Фил приходил ко всем. Спокойный и молчаливый, он сидел, скрестив длинные ноги, в кожаных креслах, забавлялся про себя, выслушивая болтовню о машинах и бейсболе, и думал, как же далеко окружающие зайдут в своем раболепстве. На встречи звали и девушек из женской семинарии, однако Филу до них не было никакого дела, в то время как прочие студенты всячески перед ними красовались. Фил же чувствовал себя премированным быком, победным трофеем, за который боролись всевозможные студенческие сообщества, подозревая друг друга в незаслуженных привилегиях. Всеми силами они пытались склонить молодого человека на свою сторону – настанет час, и он сможет обустроить студентам гостиную, построить братству новое крыло или новый корпус и, наконец, привлечет сюда таких же молоденьких толстосумов, ибо богатство привлекает богатство.

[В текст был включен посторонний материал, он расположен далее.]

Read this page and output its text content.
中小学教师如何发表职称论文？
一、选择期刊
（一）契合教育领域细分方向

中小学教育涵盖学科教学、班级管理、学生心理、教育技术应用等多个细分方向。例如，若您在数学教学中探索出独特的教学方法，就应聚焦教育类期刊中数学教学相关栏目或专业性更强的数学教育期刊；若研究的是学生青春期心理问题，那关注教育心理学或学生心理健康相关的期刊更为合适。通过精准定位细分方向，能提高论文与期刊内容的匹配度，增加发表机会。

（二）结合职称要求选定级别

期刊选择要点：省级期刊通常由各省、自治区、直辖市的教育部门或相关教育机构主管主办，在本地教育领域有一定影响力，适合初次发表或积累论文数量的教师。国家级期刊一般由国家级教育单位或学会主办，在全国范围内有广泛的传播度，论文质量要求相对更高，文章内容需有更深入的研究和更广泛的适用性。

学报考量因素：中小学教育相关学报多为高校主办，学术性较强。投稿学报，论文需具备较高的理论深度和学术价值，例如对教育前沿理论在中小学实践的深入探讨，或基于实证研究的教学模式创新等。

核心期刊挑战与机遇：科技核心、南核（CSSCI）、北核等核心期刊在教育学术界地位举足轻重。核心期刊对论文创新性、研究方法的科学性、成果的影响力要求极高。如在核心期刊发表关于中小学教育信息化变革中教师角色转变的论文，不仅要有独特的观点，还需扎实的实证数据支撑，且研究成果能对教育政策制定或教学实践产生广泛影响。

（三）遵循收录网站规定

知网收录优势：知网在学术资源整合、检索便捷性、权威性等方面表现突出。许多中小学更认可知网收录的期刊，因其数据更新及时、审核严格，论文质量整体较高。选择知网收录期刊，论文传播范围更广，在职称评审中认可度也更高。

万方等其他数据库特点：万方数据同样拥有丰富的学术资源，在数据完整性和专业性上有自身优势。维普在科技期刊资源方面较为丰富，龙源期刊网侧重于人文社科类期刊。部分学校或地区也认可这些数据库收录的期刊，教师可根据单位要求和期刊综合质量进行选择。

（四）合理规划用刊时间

В последний день недели посвящения, когда первокурсники должны принять решение и опустить в специальную коробку бумажку с названием выбранного братства, Фил и совершил свое историческое деяние.
Молодые люди, с которыми в сей знаменательный вечер ужинал Фил, не сомневались, что избрал он именно их – не случайно же он пришел сюда в такой важный момент! По левую руку от Фила восседал президент сообщества, по правую – профессор, а те молодые люди, кому требовались деньги, чтобы заплатить за колледж, надев белые фраки, подавали им жареную курицу и горячие бисквиты.

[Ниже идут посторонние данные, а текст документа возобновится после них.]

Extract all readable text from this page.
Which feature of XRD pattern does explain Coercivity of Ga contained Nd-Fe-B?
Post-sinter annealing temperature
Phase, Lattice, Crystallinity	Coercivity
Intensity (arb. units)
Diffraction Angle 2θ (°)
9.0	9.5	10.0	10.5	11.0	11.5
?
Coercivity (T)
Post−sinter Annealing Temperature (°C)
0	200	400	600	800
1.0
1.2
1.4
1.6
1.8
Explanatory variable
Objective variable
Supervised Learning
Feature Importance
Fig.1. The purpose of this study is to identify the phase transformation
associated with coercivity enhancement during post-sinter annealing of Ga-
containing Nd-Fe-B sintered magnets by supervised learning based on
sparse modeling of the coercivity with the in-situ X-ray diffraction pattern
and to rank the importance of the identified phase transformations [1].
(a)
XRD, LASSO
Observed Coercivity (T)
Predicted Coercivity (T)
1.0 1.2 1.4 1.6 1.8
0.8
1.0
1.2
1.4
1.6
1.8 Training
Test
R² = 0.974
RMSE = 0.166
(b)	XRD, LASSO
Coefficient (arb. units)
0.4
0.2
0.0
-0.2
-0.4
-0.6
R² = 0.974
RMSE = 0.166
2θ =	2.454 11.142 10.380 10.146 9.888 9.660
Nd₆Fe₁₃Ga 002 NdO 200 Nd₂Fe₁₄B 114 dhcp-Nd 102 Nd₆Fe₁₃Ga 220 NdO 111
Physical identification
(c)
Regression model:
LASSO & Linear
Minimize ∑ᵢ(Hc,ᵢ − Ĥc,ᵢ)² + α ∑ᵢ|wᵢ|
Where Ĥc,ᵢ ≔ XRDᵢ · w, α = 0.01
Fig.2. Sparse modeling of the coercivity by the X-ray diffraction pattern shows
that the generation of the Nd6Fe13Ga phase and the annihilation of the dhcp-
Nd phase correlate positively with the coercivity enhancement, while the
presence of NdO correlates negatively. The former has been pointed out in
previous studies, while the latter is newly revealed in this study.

Президент сообщества произнес речь о важности братства. Когда аплодисменты стихли, поднялся профессор и, отпив глоток воды, поведал о том, что значит для него, давно уже не студента, быть членом братства, о том, сколько раз его выручала старая добрая дружба, и под рукоплескания сел на место.
Затем потушили свет, зажгли свечи, и студенты стройным хором затянули гимн братства. Закончив, они склонили головы в легком поклоне и взялись за руки. Свечи задули, и вновь включились лампы. Братья не скрывали слез.

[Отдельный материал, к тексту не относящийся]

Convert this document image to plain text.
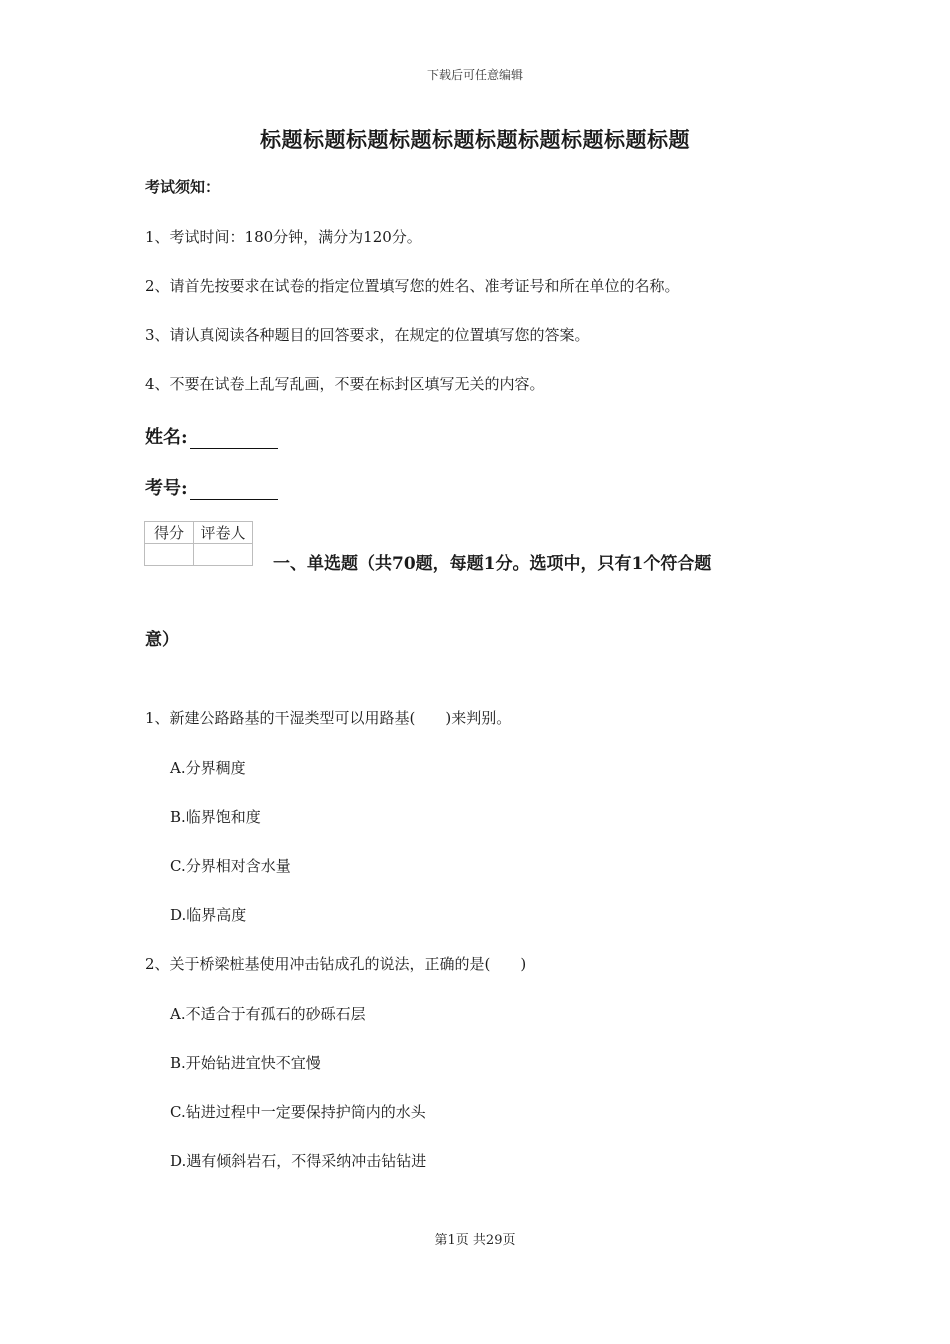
下载后可任意编辑
标题标题标题标题标题标题标题标题标题标题
考试须知：
1、考试时间：180分钟，满分为120分。
2、请首先按要求在试卷的指定位置填写您的姓名、准考证号和所在单位的名称。
3、请认真阅读各种题目的回答要求，在规定的位置填写您的答案。
4、不要在试卷上乱写乱画，不要在标封区填写无关的内容。
姓名:
考号:
得分	评卷人

一、单选题（共70题，每题1分。选项中，只有1个符合题
意）
1、新建公路路基的干湿类型可以用路基(　　)来判别。
A.分界稠度
B.临界饱和度
C.分界相对含水量
D.临界高度
2、关于桥梁桩基使用冲击钻成孔的说法，正确的是(　　)
A.不适合于有孤石的砂砾石层
B.开始钻进宜快不宜慢
C.钻进过程中一定要保持护筒内的水头
D.遇有倾斜岩石，不得采纳冲击钻钻进
第1页 共29页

– Я тоже хотел бы произнести пару слов, – поднялся Фил.
Его встретили громкими аплодисментами.
– Джентльмены, – начал он, обводя собрание небесно-голубыми глазами, – я хорошо понимаю, зачем вы пригласили меня. Вы пригласили меня ради моих денег. А ради чего же еще, джентльмены? Вы даже не знаете, есть ли у меня голова на плечах. Я – совершенно незнакомый вам человек, тем не менее вы приглашаете меня присоединиться к вам.
Братья полагали, что юноша сочтет за комплимент выказанное ими внимание. Однако Фил считал его тем, чем оно на самом деле и являлось: оскорблением.
Повисла тишина. Слышно было только дыхание.
– А теперь, джентльмены, позвольте откланяться.
Фил вышел из залы и покинул дом братства.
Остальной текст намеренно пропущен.